Diğer göç türlerinden bir diğeri de beyin göçüdür. İyi eğitim almış ve alanında uzmanlaşmış bireylerin çeşitli nedenlerle göç etmesine beyin göçü denir. Yaşadığı ülkesinde istihdam imkânlarının sınır olması, tatmin edici ücret verilmemesi, yaratıcı gücün teşvik edilmemesi, manevi açıdan yeterince değer görememesi gibi nedenler, bireyleri göçe itmektedir. Beyin göçü genellikle gelişmekte olan ülkelerden gelişmiş ülkelere doğru olmaktadır.
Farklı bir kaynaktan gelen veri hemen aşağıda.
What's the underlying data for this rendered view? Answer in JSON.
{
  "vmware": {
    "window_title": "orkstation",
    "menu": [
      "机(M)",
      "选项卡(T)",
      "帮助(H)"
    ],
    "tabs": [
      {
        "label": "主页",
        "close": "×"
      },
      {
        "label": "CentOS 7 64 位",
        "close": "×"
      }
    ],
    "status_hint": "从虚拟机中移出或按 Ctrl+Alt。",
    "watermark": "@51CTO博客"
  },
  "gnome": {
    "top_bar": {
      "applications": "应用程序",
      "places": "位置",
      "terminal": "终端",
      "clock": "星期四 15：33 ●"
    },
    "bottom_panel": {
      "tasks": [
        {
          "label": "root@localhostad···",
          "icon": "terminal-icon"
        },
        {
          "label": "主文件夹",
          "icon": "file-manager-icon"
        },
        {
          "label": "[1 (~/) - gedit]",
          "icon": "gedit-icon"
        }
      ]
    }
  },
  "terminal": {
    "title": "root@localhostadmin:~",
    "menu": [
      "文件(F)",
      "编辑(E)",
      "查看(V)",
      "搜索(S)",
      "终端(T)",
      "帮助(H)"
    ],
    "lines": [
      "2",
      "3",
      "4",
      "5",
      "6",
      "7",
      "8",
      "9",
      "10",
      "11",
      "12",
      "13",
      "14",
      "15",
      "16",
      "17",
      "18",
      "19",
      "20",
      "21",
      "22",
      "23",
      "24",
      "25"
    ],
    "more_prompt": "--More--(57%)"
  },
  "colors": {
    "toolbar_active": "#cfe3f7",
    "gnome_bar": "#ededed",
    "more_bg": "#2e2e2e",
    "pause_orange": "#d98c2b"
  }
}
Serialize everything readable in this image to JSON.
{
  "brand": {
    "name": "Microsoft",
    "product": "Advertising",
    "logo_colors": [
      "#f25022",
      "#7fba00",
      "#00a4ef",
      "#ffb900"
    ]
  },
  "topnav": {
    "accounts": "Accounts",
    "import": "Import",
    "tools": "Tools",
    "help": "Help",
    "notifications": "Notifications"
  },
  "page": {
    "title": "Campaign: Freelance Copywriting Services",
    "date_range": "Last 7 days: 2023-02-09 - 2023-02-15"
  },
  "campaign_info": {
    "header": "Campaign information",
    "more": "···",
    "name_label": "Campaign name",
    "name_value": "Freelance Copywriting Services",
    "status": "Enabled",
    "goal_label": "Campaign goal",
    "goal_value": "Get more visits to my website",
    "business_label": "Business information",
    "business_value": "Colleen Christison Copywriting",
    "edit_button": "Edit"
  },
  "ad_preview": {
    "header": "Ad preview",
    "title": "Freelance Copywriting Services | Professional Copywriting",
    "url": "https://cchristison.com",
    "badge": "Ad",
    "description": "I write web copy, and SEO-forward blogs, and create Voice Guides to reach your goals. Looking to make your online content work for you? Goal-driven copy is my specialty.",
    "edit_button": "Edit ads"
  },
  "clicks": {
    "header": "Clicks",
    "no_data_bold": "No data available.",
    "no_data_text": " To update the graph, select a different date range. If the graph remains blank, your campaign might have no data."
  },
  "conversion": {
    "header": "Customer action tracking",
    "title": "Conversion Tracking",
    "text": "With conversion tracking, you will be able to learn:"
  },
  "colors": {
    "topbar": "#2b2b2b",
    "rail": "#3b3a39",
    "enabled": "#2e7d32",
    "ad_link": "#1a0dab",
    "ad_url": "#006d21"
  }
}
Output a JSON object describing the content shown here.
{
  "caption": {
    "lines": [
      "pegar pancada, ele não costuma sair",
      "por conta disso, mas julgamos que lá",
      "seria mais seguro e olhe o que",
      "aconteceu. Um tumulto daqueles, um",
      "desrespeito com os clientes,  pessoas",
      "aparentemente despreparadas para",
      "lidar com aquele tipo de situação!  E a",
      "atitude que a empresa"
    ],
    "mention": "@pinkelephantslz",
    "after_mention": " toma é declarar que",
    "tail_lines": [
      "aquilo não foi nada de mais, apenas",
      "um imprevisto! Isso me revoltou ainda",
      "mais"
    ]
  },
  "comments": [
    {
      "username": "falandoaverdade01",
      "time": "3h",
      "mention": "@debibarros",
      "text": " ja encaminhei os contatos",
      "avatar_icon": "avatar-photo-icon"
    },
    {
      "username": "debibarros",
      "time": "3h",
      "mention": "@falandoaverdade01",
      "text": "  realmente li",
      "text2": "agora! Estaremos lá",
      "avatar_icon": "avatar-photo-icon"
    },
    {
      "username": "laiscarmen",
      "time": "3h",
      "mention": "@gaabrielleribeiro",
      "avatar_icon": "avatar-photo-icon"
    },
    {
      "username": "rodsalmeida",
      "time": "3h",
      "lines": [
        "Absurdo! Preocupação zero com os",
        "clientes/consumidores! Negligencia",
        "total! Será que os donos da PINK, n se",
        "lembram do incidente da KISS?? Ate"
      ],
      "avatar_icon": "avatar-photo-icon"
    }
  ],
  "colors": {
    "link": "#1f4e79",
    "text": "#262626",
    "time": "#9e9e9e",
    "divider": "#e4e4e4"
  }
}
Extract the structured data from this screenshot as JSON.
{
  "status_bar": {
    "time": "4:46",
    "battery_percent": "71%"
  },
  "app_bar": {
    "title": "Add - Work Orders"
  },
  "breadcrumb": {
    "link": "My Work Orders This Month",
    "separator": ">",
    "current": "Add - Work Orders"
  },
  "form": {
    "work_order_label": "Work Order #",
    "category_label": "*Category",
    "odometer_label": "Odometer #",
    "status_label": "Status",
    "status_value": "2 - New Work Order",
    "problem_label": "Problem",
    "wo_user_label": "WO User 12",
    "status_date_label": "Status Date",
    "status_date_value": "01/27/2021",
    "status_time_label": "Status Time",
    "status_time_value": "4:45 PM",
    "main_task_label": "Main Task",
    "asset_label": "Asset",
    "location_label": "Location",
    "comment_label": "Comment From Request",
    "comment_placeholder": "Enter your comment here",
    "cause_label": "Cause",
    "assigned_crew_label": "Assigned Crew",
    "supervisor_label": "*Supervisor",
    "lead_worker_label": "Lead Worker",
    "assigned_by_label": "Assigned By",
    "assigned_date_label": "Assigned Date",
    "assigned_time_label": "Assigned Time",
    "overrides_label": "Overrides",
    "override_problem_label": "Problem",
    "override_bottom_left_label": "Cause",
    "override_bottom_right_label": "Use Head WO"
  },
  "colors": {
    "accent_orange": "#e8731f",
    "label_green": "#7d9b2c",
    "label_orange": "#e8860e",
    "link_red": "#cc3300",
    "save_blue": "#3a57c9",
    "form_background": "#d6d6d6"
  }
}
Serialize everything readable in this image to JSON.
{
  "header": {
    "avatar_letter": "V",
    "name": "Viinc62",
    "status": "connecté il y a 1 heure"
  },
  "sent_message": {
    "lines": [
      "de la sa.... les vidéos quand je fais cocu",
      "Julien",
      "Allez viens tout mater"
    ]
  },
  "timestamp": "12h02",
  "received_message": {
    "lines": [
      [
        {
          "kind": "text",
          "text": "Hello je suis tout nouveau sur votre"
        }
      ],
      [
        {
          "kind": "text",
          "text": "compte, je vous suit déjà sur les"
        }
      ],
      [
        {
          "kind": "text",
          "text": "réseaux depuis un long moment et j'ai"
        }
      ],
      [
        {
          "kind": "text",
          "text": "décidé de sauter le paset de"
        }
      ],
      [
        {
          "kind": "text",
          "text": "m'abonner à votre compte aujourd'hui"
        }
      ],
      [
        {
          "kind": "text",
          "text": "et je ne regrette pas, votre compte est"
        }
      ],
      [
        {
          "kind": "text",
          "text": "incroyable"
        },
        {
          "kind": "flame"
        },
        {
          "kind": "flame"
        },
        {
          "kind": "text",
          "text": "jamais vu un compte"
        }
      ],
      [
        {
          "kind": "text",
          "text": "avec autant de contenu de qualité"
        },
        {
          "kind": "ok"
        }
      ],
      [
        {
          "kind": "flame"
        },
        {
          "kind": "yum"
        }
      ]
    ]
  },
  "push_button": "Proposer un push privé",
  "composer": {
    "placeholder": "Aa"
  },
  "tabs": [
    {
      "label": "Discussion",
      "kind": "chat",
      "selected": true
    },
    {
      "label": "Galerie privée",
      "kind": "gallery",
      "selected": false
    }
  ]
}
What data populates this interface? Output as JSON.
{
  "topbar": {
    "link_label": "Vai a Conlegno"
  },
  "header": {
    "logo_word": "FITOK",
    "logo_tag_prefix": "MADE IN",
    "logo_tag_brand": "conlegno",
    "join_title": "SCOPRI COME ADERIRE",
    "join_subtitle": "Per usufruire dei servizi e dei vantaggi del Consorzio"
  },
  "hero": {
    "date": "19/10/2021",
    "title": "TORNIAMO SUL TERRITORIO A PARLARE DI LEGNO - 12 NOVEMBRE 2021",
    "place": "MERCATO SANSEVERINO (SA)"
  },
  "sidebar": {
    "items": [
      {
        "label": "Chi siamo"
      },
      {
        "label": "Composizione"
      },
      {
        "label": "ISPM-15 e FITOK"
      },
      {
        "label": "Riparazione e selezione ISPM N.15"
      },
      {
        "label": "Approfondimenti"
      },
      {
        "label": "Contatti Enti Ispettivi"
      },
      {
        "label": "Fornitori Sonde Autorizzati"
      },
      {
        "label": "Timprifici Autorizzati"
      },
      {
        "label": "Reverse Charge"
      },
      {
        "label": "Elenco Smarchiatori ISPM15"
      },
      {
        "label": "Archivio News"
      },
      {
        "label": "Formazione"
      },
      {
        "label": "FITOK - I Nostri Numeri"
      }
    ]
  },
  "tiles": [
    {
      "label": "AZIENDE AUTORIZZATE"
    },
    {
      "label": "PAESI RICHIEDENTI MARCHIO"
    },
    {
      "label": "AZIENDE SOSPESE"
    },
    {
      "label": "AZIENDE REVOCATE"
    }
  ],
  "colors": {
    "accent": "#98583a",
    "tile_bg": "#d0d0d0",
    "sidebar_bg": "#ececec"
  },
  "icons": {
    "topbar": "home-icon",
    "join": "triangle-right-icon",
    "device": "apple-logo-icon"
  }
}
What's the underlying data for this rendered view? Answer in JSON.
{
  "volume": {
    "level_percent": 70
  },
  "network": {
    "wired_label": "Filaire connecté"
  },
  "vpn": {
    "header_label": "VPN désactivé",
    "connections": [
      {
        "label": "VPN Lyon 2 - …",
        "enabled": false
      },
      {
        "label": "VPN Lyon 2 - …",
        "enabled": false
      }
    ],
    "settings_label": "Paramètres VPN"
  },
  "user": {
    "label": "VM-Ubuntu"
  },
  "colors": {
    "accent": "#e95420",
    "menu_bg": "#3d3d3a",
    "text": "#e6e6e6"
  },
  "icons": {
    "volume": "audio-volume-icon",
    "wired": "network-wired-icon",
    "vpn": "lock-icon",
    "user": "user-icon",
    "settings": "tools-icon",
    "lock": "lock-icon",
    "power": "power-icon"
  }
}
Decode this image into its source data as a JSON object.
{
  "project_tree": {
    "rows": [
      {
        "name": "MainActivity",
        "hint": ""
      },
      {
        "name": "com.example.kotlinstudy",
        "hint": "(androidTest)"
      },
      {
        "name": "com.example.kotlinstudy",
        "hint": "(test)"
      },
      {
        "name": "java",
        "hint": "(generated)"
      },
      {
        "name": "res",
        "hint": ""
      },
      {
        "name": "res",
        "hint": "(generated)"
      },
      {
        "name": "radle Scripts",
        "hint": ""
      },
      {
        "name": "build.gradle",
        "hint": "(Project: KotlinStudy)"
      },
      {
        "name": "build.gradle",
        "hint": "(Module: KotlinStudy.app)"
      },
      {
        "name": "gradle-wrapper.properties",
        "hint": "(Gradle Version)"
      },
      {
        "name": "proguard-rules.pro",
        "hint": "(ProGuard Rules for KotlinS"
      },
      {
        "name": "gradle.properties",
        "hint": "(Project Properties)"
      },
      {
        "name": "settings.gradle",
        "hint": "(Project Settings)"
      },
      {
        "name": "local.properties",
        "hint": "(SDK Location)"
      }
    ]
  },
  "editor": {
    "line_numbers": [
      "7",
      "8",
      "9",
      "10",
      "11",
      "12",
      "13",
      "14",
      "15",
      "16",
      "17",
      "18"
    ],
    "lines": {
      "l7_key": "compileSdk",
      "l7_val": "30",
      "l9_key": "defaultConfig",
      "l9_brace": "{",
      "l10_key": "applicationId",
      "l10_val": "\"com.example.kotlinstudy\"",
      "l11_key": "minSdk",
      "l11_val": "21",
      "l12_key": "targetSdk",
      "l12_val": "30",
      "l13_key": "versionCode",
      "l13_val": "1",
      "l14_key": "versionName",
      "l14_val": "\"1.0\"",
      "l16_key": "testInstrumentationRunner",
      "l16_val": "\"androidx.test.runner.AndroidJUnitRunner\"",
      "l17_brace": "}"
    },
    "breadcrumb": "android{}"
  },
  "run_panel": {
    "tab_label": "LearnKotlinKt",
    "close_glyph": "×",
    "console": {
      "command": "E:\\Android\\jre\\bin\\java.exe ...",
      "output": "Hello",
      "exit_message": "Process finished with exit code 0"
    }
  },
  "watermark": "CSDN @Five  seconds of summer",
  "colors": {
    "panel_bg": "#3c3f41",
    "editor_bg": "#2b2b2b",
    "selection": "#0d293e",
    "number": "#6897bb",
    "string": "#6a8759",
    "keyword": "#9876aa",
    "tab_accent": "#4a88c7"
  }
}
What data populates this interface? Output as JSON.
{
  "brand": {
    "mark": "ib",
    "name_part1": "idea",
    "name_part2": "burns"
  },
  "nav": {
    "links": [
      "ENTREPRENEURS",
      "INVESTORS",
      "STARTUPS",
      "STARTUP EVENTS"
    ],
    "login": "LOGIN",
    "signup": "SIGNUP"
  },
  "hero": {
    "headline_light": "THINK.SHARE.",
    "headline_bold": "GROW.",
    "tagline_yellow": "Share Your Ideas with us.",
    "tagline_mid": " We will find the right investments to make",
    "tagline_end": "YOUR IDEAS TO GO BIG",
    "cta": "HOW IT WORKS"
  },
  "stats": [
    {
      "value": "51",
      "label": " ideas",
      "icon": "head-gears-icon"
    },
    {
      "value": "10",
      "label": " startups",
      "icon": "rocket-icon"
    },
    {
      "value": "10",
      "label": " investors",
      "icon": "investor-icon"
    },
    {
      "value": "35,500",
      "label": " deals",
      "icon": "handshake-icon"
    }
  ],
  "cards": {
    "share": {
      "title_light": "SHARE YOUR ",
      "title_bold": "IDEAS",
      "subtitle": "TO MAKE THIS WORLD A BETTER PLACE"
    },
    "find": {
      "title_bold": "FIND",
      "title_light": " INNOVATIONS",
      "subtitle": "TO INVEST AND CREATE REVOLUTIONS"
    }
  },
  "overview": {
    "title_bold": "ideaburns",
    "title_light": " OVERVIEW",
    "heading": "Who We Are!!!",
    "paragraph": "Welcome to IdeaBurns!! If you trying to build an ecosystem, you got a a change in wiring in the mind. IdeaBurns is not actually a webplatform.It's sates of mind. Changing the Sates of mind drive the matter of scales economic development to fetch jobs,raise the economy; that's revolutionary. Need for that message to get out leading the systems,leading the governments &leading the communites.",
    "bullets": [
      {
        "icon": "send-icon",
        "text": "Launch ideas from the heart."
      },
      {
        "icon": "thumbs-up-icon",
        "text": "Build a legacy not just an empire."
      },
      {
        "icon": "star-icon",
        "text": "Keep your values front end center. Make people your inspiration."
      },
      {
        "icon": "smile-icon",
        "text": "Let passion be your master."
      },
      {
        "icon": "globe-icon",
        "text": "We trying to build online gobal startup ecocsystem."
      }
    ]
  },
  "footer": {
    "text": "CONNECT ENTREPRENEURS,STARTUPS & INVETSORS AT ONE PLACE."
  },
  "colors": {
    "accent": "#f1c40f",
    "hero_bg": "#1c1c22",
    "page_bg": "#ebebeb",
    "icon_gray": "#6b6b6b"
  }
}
Birey açısından bakıldığında göç etmek kârlı sayılabilir.

Gelişmiş ülkelerde daha yüksek ücret alacak, kültürü artacak, daha iyi şartlarda çalışma imkânına sahip olacak, eğitim ve araştırma olanaklarından yararlanacak, yenilik ve buluş merkezlerine yakın olacaktır. Ancak bu durum göç veren ülke ekonomisini negatif etkilemektedir. Göç alan ülkede ise sosyal hasılayı arttırmaktadır (Erkal, 1980: 73-78).

Ülkemizden Prof. Dr. Aziz SANCAR, ABD’ye göç ederek 2015 yılında “DNA Onarımı”

hakkında bilimsel çalışmalar yaparak Nobel Kimya Ödülü alması beyin göçüne örnek verilebilir.